Al examinar la página web del Congreso de la República, se encuentra una nota rimbombante de “Comunicación Social del Congreso”, en relación a la aprobación del Decreto 12-2020. Bajo el encabezado “Garantizan el bienestar ciudadano”, la nota asegura que “El Decreto evita el acaparamiento de productos y la disponibilidad de los mismos y vela por la estabilidad de los precios de medicamentos, servicios, artículos de consumo alimenticio… Evita la especulación de precios…” Esta afirmación es imprecisa e ingenua. No evita el acaparamiento o la especulación de precios, ni vela por la estabilidad de precios ni garantiza nada. Lo que hace es ordenar al Ministerio de Economía (Mineco) a elaborar un listado de precios promedio que debe publicar en cada uno de los expendios. Además, ordena al Mineco “garantizar el suministro de los productos” y sancionar a quienes incurran en actos de “especulación y acaparamiento”. Esto es en efecto, imponer precios tope, cuyo resultado siempre es el mismo; los productos están baratos, pero no hay. El control de precios solo conduce a la escasez. En estos tiempos es necesaria fomentar la especulación, en vez de evitarla.
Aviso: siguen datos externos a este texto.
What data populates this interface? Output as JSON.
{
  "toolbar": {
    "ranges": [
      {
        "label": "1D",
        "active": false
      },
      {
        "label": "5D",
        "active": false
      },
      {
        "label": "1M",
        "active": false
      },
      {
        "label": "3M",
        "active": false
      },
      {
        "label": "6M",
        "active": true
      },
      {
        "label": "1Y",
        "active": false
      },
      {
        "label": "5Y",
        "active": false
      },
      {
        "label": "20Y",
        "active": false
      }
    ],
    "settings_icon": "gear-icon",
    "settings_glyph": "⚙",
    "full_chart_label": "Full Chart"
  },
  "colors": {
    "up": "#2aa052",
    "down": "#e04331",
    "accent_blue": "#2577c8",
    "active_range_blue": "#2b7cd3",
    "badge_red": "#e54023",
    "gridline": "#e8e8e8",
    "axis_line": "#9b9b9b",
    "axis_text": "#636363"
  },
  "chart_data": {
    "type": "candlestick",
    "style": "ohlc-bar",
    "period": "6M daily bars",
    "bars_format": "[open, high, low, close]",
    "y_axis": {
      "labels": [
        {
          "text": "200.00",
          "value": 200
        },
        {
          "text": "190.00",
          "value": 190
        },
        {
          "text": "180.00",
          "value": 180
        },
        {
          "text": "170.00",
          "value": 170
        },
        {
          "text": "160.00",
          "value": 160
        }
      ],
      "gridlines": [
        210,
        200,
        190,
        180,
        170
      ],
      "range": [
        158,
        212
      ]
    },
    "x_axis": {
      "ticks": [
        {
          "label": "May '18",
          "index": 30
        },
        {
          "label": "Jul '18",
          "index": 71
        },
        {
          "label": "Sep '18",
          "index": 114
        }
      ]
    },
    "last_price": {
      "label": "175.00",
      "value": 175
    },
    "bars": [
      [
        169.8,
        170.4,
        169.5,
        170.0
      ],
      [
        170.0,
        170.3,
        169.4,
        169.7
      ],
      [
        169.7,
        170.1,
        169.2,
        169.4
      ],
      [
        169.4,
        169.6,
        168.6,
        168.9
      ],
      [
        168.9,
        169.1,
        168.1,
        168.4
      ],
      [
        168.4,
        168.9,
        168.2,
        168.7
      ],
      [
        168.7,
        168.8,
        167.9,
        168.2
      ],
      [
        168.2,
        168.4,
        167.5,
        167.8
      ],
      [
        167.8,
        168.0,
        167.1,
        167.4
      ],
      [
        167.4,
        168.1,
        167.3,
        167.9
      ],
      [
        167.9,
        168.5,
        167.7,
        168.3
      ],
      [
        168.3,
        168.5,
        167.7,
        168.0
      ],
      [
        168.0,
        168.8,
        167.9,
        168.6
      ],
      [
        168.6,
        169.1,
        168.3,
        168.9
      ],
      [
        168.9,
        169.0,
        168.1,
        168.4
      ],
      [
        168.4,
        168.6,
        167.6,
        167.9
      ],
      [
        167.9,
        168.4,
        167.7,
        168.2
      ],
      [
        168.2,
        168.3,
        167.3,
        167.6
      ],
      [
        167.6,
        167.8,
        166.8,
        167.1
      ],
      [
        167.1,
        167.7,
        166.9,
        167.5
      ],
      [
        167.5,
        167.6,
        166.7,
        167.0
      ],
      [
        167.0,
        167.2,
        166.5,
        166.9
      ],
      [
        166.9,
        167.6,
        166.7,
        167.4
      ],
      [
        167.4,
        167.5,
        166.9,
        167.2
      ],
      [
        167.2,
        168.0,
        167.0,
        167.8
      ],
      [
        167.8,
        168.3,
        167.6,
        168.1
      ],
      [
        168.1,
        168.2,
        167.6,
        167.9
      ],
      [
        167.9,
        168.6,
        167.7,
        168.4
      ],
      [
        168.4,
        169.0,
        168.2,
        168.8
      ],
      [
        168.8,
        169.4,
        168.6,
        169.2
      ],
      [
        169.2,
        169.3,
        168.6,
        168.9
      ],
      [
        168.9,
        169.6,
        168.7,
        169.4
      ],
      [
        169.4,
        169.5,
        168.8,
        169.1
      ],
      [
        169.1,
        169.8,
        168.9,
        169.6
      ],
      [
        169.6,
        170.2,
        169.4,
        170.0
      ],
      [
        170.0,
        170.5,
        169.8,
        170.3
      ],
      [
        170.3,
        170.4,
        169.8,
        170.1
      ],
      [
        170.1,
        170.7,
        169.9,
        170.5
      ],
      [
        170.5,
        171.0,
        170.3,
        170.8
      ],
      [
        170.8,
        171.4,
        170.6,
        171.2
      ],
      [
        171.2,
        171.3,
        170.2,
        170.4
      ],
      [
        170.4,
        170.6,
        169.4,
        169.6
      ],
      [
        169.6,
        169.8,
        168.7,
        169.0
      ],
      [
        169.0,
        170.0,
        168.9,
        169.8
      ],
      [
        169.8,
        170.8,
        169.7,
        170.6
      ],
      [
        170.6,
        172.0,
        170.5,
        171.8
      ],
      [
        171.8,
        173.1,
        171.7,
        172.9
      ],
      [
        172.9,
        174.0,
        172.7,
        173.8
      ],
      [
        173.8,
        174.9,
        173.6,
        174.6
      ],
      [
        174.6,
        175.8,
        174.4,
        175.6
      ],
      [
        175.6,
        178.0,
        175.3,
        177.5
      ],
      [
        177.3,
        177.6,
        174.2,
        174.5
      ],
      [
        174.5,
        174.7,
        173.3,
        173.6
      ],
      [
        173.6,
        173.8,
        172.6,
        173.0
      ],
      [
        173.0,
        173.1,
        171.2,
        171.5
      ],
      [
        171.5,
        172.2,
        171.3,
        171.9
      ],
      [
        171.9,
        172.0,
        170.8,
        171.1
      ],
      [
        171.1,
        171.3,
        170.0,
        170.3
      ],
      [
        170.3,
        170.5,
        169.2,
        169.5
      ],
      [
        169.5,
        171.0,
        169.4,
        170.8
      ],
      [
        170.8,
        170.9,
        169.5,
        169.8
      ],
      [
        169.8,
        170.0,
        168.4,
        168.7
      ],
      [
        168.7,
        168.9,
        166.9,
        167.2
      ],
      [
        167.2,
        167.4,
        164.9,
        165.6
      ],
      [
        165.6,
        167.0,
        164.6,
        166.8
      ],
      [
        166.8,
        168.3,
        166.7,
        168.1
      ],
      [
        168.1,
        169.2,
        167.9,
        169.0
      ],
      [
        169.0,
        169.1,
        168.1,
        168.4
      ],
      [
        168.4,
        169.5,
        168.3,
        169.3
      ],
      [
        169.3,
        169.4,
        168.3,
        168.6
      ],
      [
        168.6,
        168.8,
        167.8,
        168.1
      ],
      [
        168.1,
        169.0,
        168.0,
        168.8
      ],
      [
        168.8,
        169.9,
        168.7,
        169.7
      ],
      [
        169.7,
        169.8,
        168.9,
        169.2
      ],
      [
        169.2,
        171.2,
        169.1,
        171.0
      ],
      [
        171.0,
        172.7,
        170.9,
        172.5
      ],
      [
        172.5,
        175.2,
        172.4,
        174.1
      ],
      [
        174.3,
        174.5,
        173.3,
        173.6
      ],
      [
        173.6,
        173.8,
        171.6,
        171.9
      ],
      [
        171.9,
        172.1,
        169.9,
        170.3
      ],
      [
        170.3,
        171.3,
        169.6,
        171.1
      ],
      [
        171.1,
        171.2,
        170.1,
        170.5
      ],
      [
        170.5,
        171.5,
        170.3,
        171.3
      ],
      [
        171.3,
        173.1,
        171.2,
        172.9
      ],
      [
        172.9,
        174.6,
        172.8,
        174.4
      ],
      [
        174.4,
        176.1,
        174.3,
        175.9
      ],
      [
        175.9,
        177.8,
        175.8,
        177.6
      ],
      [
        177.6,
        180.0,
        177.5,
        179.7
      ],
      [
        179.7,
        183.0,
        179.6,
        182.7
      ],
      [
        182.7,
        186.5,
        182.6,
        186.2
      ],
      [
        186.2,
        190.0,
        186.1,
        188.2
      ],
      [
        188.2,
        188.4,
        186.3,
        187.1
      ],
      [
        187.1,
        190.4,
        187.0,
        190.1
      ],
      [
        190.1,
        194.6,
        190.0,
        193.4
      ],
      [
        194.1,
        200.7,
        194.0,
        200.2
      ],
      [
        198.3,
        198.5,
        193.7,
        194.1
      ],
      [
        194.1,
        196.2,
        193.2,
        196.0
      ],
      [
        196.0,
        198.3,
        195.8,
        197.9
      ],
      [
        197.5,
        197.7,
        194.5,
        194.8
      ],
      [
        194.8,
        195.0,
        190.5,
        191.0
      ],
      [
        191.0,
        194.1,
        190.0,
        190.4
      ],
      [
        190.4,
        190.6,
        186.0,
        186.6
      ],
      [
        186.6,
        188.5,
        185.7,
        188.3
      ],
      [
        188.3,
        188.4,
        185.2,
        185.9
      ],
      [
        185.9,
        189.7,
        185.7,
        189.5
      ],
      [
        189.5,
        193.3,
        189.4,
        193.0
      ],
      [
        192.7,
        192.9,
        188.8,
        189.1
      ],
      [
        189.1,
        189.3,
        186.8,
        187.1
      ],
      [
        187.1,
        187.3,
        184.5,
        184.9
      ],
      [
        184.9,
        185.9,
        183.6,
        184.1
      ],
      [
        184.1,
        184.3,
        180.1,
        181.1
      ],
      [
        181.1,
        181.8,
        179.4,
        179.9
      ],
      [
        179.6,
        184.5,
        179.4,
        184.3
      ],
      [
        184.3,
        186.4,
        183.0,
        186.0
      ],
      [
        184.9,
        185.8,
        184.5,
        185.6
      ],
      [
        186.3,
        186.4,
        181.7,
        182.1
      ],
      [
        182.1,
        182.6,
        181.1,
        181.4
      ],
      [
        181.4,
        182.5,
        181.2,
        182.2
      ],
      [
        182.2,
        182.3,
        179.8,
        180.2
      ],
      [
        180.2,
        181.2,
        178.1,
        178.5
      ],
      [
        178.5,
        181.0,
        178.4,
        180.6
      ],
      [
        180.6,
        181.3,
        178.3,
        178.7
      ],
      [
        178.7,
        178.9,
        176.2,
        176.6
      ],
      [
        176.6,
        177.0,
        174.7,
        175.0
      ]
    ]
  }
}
Más especulación hará que los productos estén disponibles.

Lo más destacado del Decreto 12-2020 fue la ampliación presupuestaria de Q3,667.5 millones, cuya fuente se detalla en una sola línea que lee “Endeudamiento público externo”. Este monto incluye los fondos necesarios para cubrir los aumentos de sueldo acordados en pactos colectivos en los ministerios de Gobernación (Q450 millones), Educación (Q567.5 millones) y Salud (Q400 millones). Por cierto, también hay para combatir los efectos del virus; Q1,500 millones para el Fondo de Emergencia, Q350 millones cada uno al Ministerio de Agricultura y al Ministerio de Desarrollo Social y Q400 millones al Ministerio de Economía, en teoría para financiar Mypimes. De colita Q250 millones para el Fondo de Protección de Capitales del Crédito Hipotecario Nacional (CHN), que es como darle al tío que ya nos robó cien veces, fondos para que “nos los administre, porfa”.

El Decreto 12-2020 es un pésimo precedente, pues se ha utilizado una emergencia para disimular una vergüenza, que son los aumentos salariales por los pactos colectivos, dejando clara evidencia que estos aumentos serán financiados con deuda pública externa. Deuda de largo plazo para pagar aumentos salariales en el corto plazo, logrados con extorsión sindical, es receta para un desastre fiscal. Si se abre la puerta a Q11 mil millones adicionales, quien sabe que cantidad de destinos especiales se podrán colar. El nuevo paquete incluye Q6 mil millones destinado al INDE, para subsidio de la energía eléctrica, un grave error. Hay una emergencia; no por eso es oportuno abandonar toda prudencia.